Enviada em 18/04/2020

Embora a Constituição Federal de 1988, assegure a igualdade de homens e mulheres no âmbito trabalhista, a figura feminina passa por grandes adversidades desde os primórdios até os dias atuais. Além disso, enfrentam desde sempre preconceitos sociais e culturais.

A priori, tendo em vista a realidade supracitada, o trabalho da mulher passou por diferentes fases ao longo de sua história. Essa visão condiz com o período da Grécia antiga, cuja as mulheres, por questões culturais, não eram consideradas nem cidadãs e seus “trabalhos” deveriam estar ligados às tarefas domiciliares e à procriação. Similarmente, esse descaso e preconceito de gênero, esteve presente na vida das brasileiras por muito tempo.

Ademais, é importante salientar que, por mais que várias leis já foram promulgadas, a ideia de igualdade de sexo no trabalho, deixa de ser fática para ser teórica. Mesmo no Brasil hodierno, a ideia de “sexo frágil” ainda é atribuída por muitos, sendo uma visão limitada, pois já existem inúmeras mulheres que, através de seus trabalhos, representam a luta que todas passam por seu direito de espaço. Da mesma forma, um grande exemplo é Frida Kahlo- artista mexicana que expressou assuntos e sentimentos femininos, indubitavelmente oprimidos em sua época.

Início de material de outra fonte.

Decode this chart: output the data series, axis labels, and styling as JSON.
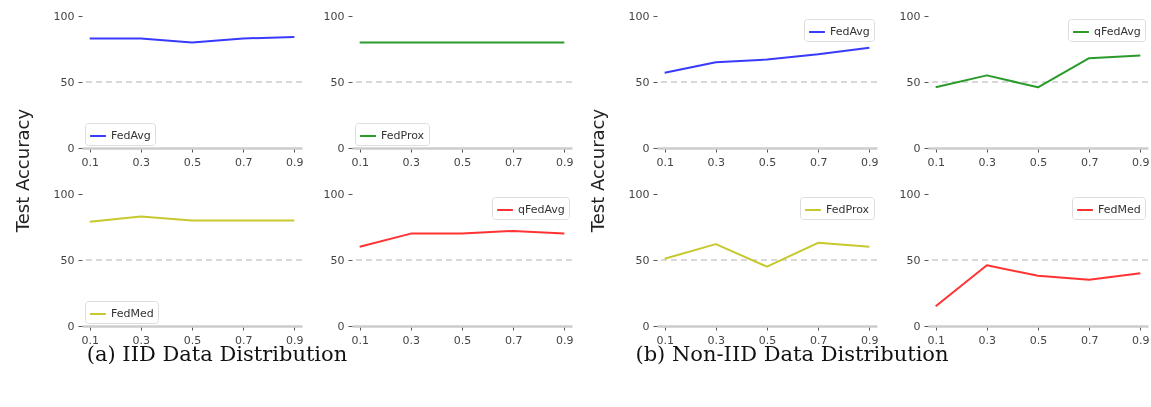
{
  "chart_data": [
    {
      "type": "line",
      "ylabel": "Test Accuracy",
      "x": [
        0.1,
        0.3,
        0.5,
        0.7,
        0.9
      ],
      "xlim": [
        0.07,
        0.93
      ],
      "xticks": [
        0.1,
        0.3,
        0.5,
        0.7,
        0.9
      ],
      "ylim": [
        0,
        100
      ],
      "yticks": [
        0,
        50,
        100
      ],
      "legend": "bottom left",
      "ref_lines": [
        {
          "axis": "y",
          "value": 50,
          "color": "#cccccc",
          "line_style": "dashed"
        }
      ],
      "series": [
        {
          "name": "FedAvg",
          "color": "#3a3aff",
          "values": [
            83,
            83,
            80,
            83,
            84
          ]
        }
      ]
    },
    {
      "type": "line",
      "x": [
        0.1,
        0.3,
        0.5,
        0.7,
        0.9
      ],
      "xlim": [
        0.07,
        0.93
      ],
      "xticks": [
        0.1,
        0.3,
        0.5,
        0.7,
        0.9
      ],
      "ylim": [
        0,
        100
      ],
      "yticks": [
        0,
        50,
        100
      ],
      "legend": "bottom left",
      "ref_lines": [
        {
          "axis": "y",
          "value": 50,
          "color": "#cccccc",
          "line_style": "dashed"
        }
      ],
      "series": [
        {
          "name": "FedProx",
          "color": "#2a9a2a",
          "values": [
            80,
            80,
            80,
            80,
            80
          ]
        }
      ]
    },
    {
      "type": "line",
      "annotations": [
        "(a) IID Data Distribution"
      ],
      "x": [
        0.1,
        0.3,
        0.5,
        0.7,
        0.9
      ],
      "xlim": [
        0.07,
        0.93
      ],
      "xticks": [
        0.1,
        0.3,
        0.5,
        0.7,
        0.9
      ],
      "ylim": [
        0,
        100
      ],
      "yticks": [
        0,
        50,
        100
      ],
      "legend": "bottom left",
      "ref_lines": [
        {
          "axis": "y",
          "value": 50,
          "color": "#cccccc",
          "line_style": "dashed"
        }
      ],
      "series": [
        {
          "name": "FedMed",
          "color": "#c8c82e",
          "values": [
            79,
            83,
            80,
            80,
            80
          ]
        }
      ]
    },
    {
      "type": "line",
      "x": [
        0.1,
        0.3,
        0.5,
        0.7,
        0.9
      ],
      "xlim": [
        0.07,
        0.93
      ],
      "xticks": [
        0.1,
        0.3,
        0.5,
        0.7,
        0.9
      ],
      "ylim": [
        0,
        100
      ],
      "yticks": [
        0,
        50,
        100
      ],
      "legend": "top right",
      "ref_lines": [
        {
          "axis": "y",
          "value": 50,
          "color": "#cccccc",
          "line_style": "dashed"
        }
      ],
      "series": [
        {
          "name": "qFedAvg",
          "color": "#ff3333",
          "values": [
            60,
            70,
            70,
            72,
            70
          ]
        }
      ]
    },
    {
      "type": "line",
      "ylabel": "Test Accuracy",
      "x": [
        0.1,
        0.3,
        0.5,
        0.7,
        0.9
      ],
      "xlim": [
        0.07,
        0.93
      ],
      "xticks": [
        0.1,
        0.3,
        0.5,
        0.7,
        0.9
      ],
      "ylim": [
        0,
        100
      ],
      "yticks": [
        0,
        50,
        100
      ],
      "legend": "top right",
      "ref_lines": [
        {
          "axis": "y",
          "value": 50,
          "color": "#cccccc",
          "line_style": "dashed"
        }
      ],
      "series": [
        {
          "name": "FedAvg",
          "color": "#3a3aff",
          "values": [
            57,
            65,
            67,
            71,
            76
          ]
        }
      ]
    },
    {
      "type": "line",
      "x": [
        0.1,
        0.3,
        0.5,
        0.7,
        0.9
      ],
      "xlim": [
        0.07,
        0.93
      ],
      "xticks": [
        0.1,
        0.3,
        0.5,
        0.7,
        0.9
      ],
      "ylim": [
        0,
        100
      ],
      "yticks": [
        0,
        50,
        100
      ],
      "legend": "top right",
      "ref_lines": [
        {
          "axis": "y",
          "value": 50,
          "color": "#cccccc",
          "line_style": "dashed"
        }
      ],
      "series": [
        {
          "name": "qFedAvg",
          "color": "#2a9a2a",
          "values": [
            46,
            55,
            46,
            68,
            70
          ]
        }
      ]
    },
    {
      "type": "line",
      "annotations": [
        "(b) Non-IID Data Distribution"
      ],
      "x": [
        0.1,
        0.3,
        0.5,
        0.7,
        0.9
      ],
      "xlim": [
        0.07,
        0.93
      ],
      "xticks": [
        0.1,
        0.3,
        0.5,
        0.7,
        0.9
      ],
      "ylim": [
        0,
        100
      ],
      "yticks": [
        0,
        50,
        100
      ],
      "legend": "top right",
      "ref_lines": [
        {
          "axis": "y",
          "value": 50,
          "color": "#cccccc",
          "line_style": "dashed"
        }
      ],
      "series": [
        {
          "name": "FedProx",
          "color": "#c8c82e",
          "values": [
            51,
            62,
            45,
            63,
            60
          ]
        }
      ]
    },
    {
      "type": "line",
      "x": [
        0.1,
        0.3,
        0.5,
        0.7,
        0.9
      ],
      "xlim": [
        0.07,
        0.93
      ],
      "xticks": [
        0.1,
        0.3,
        0.5,
        0.7,
        0.9
      ],
      "ylim": [
        0,
        100
      ],
      "yticks": [
        0,
        50,
        100
      ],
      "legend": "top right",
      "ref_lines": [
        {
          "axis": "y",
          "value": 50,
          "color": "#cccccc",
          "line_style": "dashed"
        }
      ],
      "series": [
        {
          "name": "FedMed",
          "color": "#ff3333",
          "values": [
            15,
            46,
            38,
            35,
            40
          ]
        }
      ]
    }
  ]
}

Em suma, é evidente o preconceito social que as mulheres enfrentaram e enfrentam no âmbito trabalhista. É necessário que o governo disponibilize fiscalizações nos trabalhos, a fim de garantir os direitos feministas, propostos em leis já existentes. Paralelo a isso, é imprescindível que não só mulheres, como também homens, continuem lutando, através de protestos, para haver igualdade de gênero, com o intuito de gerar efeitos positivos, não só no mercado de trabalho, mas também em toda a sociedade brasileira.